Nous sommes au tout début du XXe siècle, sans doute en 1904. J’aime cette année là. C’est celle où les frères Lumière mettent au point l’autochrome, la première plaque couleur transparente. La superposition de trois couches d’amidon : du rouge, du vert et du bleu inaugure un long parcours pour la photographie touristique, du Grand Tour devenu populaire, aux diapositives de mon enfance dont j’ai vécu la disparition dans ma pratique quotidienne depuis le moment, pas si lointain – il y a dix ans ? où je me suis muni de paquets de disquettes et d’un lourd appareil électronique qui trône devant moi aujourd’hui comme une antiquité.

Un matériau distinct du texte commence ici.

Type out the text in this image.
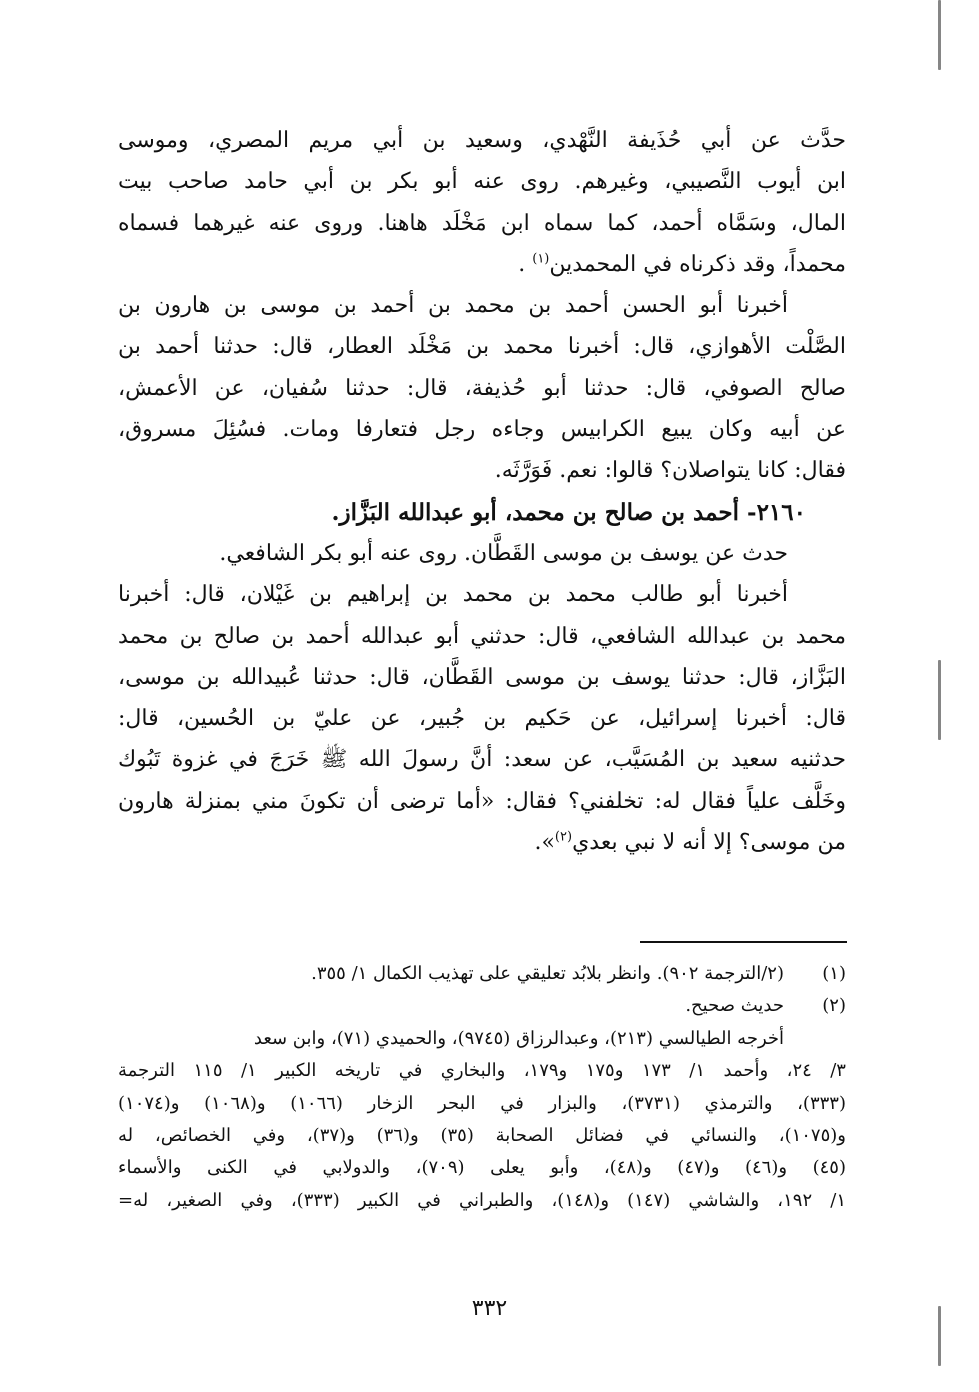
حدَّث عن أبي حُذَيفة النَّهْدي، وسعيد بن أبي مريم المصري، وموسى
ابن أيوب النَّصيبي، وغيرهم. روى عنه أبو بكر بن أبي حامد صاحب بيت
المال، وسَمَّاه أحمد، كما سماه ابن مَخْلَد هاهنا. وروى عنه غيرهما فسماه
محمداً، وقد ذكرناه في المحمدين$^{(١)}$ .
أخبرنا أبو الحسن أحمد بن محمد بن أحمد بن موسى بن هارون بن
الصَّلْت الأهوازي، قال: أخبرنا محمد بن مَخْلَد العطار، قال: حدثنا أحمد بن
صالح الصوفي، قال: حدثنا أبو حُذيفة، قال: حدثنا سُفيان، عن الأعمش،
عن أبيه وكان يبيع الكرابيس وجاءه رجل فتعارفا ومات. فسُئِلَ مسروق،
فقال: كانا يتواصلان؟ قالوا: نعم. فَوَرَّثَه.
٢١٦٠- أحمد بن صالح بن محمد، أبو عبدالله البَزَّاز.
حدث عن يوسف بن موسى القَطَّان. روى عنه أبو بكر الشافعي.
أخبرنا أبو طالب محمد بن محمد بن إبراهيم بن غَيْلان، قال: أخبرنا
محمد بن عبدالله الشافعي، قال: حدثني أبو عبدالله أحمد بن صالح بن محمد
البَزَّاز، قال: حدثنا يوسف بن موسى القَطَّان، قال: حدثنا عُبيدالله بن موسى،
قال: أخبرنا إسرائيل، عن حَكيم بن جُبير، عن عليّ بن الحُسين، قال:
حدثنيه سعيد بن المُسَيَّب، عن سعد: أنَّ رسولَ الله ﷺ خَرَجَ في غزوة تَبُوك
وخَلَّف علياً فقال له: تخلفني؟ فقال: «أما ترضى أن تكونَ مني بمنزلة هارون
من موسى؟ إلا أنه لا نبي بعدي$^{(٢)}$».
(١)(٢/الترجمة ٩٠٢). وانظر بلابُد تعليقي على تهذيب الكمال ١/ ٣٥٥.
(٢)حديث صحيح.
أخرجه الطيالسي (٢١٣)، وعبدالرزاق (٩٧٤٥)، والحميدي (٧١)، وابن سعد
٣/ ٢٤، وأحمد ١/ ١٧٣ و١٧٥ و١٧٩، والبخاري في تاريخه الكبير ١/ ١١٥ الترجمة
(٣٣٣)، والترمذي (٣٧٣١)، والبزار في البحر الزخار (١٠٦٦) و(١٠٦٨) و(١٠٧٤)
و(١٠٧٥)، والنسائي في فضائل الصحابة (٣٥) و(٣٦) و(٣٧)، وفي الخصائص، له
(٤٥) و(٤٦) و(٤٧) و(٤٨)، وأبو يعلى (٧٠٩)، والدولابي في الكنى والأسماء
١/ ١٩٢، والشاشي (١٤٧) و(١٤٨)، والطبراني في الكبير (٣٣٣)، وفي الصغير، له=
٣٣٢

Je lui dois pourtant la grande majorité des images qui ont été utilisées pour agrémenter le site web de l’Institut des itinéraires culturels et en particulier celles de Florence.

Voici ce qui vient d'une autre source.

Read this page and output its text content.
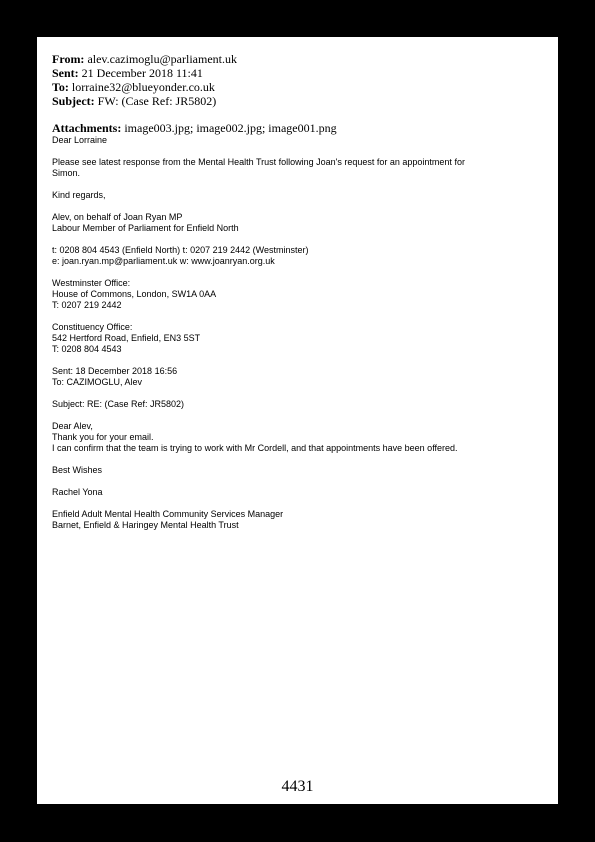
From: alev.cazimoglu@parliament.uk
Sent: 21 December 2018 11:41
To: lorraine32@blueyonder.co.uk
Subject: FW: (Case Ref: JR5802)
Attachments: image003.jpg; image002.jpg; image001.png

Dear Lorraine

Please see latest response from the Mental Health Trust following Joan's request for an appointment for
Simon.

Kind regards,

Alev, on behalf of Joan Ryan MP
Labour Member of Parliament for Enfield North

t: 0208 804 4543 (Enfield North) t: 0207 219 2442 (Westminster)
e: joan.ryan.mp@parliament.uk w: www.joanryan.org.uk

Westminster Office:
House of Commons, London, SW1A 0AA
T: 0207 219 2442

Constituency Office:
542 Hertford Road, Enfield, EN3 5ST
T: 0208 804 4543

Sent: 18 December 2018 16:56
To: CAZIMOGLU, Alev

Subject: RE: (Case Ref: JR5802)

Dear Alev,
Thank you for your email.
I can confirm that the team is trying to work with Mr Cordell, and that appointments have been offered.

Best Wishes

Rachel Yona

Enfield Adult Mental Health Community Services Manager
Barnet, Enfield & Haringey Mental Health Trust

4431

Ce panorama, qui fait partie de l’exposition « La grande image » qui se tient encore pour une huitaine de jours à Montpellier, montre quelques taches. Nul doute que depuis sa « prise », elle a connu des vicissitudes pour être ainsi transmise, aussi fidèle, jusqu’à nous. Avec autant d’émotion que dans la transmission des films historiques projetés neuf années auparavant comme « La sortie de l’Usine Lumière à Lyon ».

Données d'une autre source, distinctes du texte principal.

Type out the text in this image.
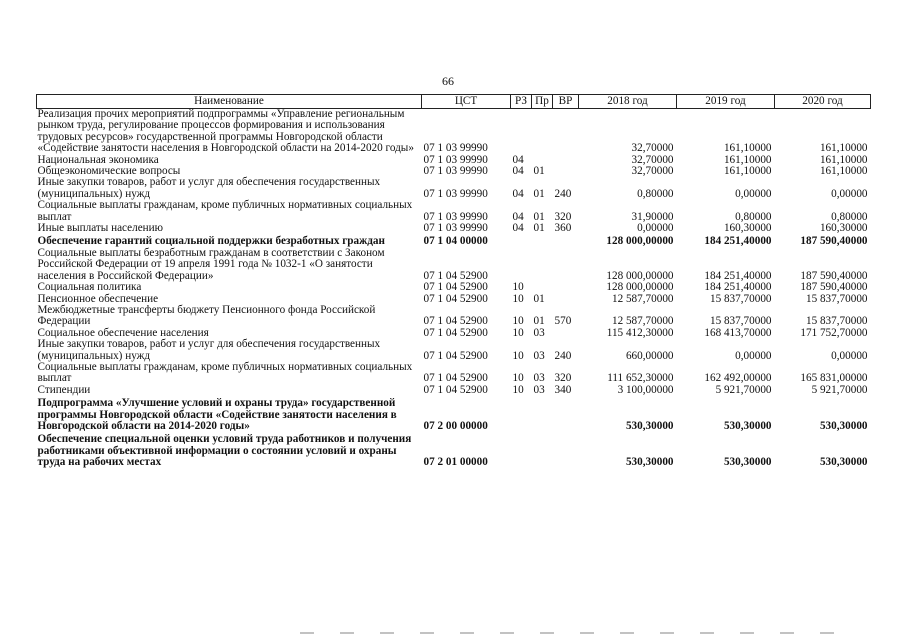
66
Наименование	ЦСТ	РЗ	Пр	ВР	2018 год	2019 год	2020 год
Реализация прочих мероприятий подпрограммы «Управление региональным рынком труда, регулирование процессов формирования и использования трудовых ресурсов» государственной программы Новгородской области «Содействие занятости населения в Новгородской области на 2014-2020 годы»	07 1 03 99990				32,70000	161,10000	161,10000
Национальная экономика	07 1 03 99990	04			32,70000	161,10000	161,10000
Общеэкономические вопросы	07 1 03 99990	04	01		32,70000	161,10000	161,10000
Иные закупки товаров, работ и услуг для обеспечения государственных (муниципальных) нужд	07 1 03 99990	04	01	240	0,80000	0,00000	0,00000
Социальные выплаты гражданам, кроме публичных нормативных социальных выплат	07 1 03 99990	04	01	320	31,90000	0,80000	0,80000
Иные выплаты населению	07 1 03 99990	04	01	360	0,00000	160,30000	160,30000
Обеспечение гарантий социальной поддержки безработных граждан	07 1 04 00000				128 000,00000	184 251,40000	187 590,40000
Социальные выплаты безработным гражданам в соответствии с Законом Российской Федерации от 19 апреля 1991 года № 1032-1 «О занятости населения в Российской Федерации»	07 1 04 52900				128 000,00000	184 251,40000	187 590,40000
Социальная политика	07 1 04 52900	10			128 000,00000	184 251,40000	187 590,40000
Пенсионное обеспечение	07 1 04 52900	10	01		12 587,70000	15 837,70000	15 837,70000
Межбюджетные трансферты бюджету Пенсионного фонда Российской Федерации	07 1 04 52900	10	01	570	12 587,70000	15 837,70000	15 837,70000
Социальное обеспечение населения	07 1 04 52900	10	03		115 412,30000	168 413,70000	171 752,70000
Иные закупки товаров, работ и услуг для обеспечения государственных (муниципальных) нужд	07 1 04 52900	10	03	240	660,00000	0,00000	0,00000
Социальные выплаты гражданам, кроме публичных нормативных социальных выплат	07 1 04 52900	10	03	320	111 652,30000	162 492,00000	165 831,00000
Стипендии	07 1 04 52900	10	03	340	3 100,00000	5 921,70000	5 921,70000
Подпрограмма «Улучшение условий и охраны труда» государственной программы Новгородской области «Содействие занятости населения в Новгородской области на 2014-2020 годы»	07 2 00 00000				530,30000	530,30000	530,30000
Обеспечение специальной оценки условий труда работников и получения работниками объективной информации о состоянии условий и охраны труда на рабочих местах	07 2 01 00000				530,30000	530,30000	530,30000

Si les nouvelles plaques exposées ont beaucoup servi aux portraits, elles ont aussi été très vite emmenées par des voyageurs, qui étaient encore des explorateurs, même dans une Europe proche, comme un outil de connaissance et de transmission. La photographie fait l’ascension du Mont Blanc dès 1863 et accompagne les campagnes du Second Empire. L’année de la projection des films à Lyon, Degas se perd en conjectures entre ses ballerines peintes et celles qu’il photographie en contre-plongée.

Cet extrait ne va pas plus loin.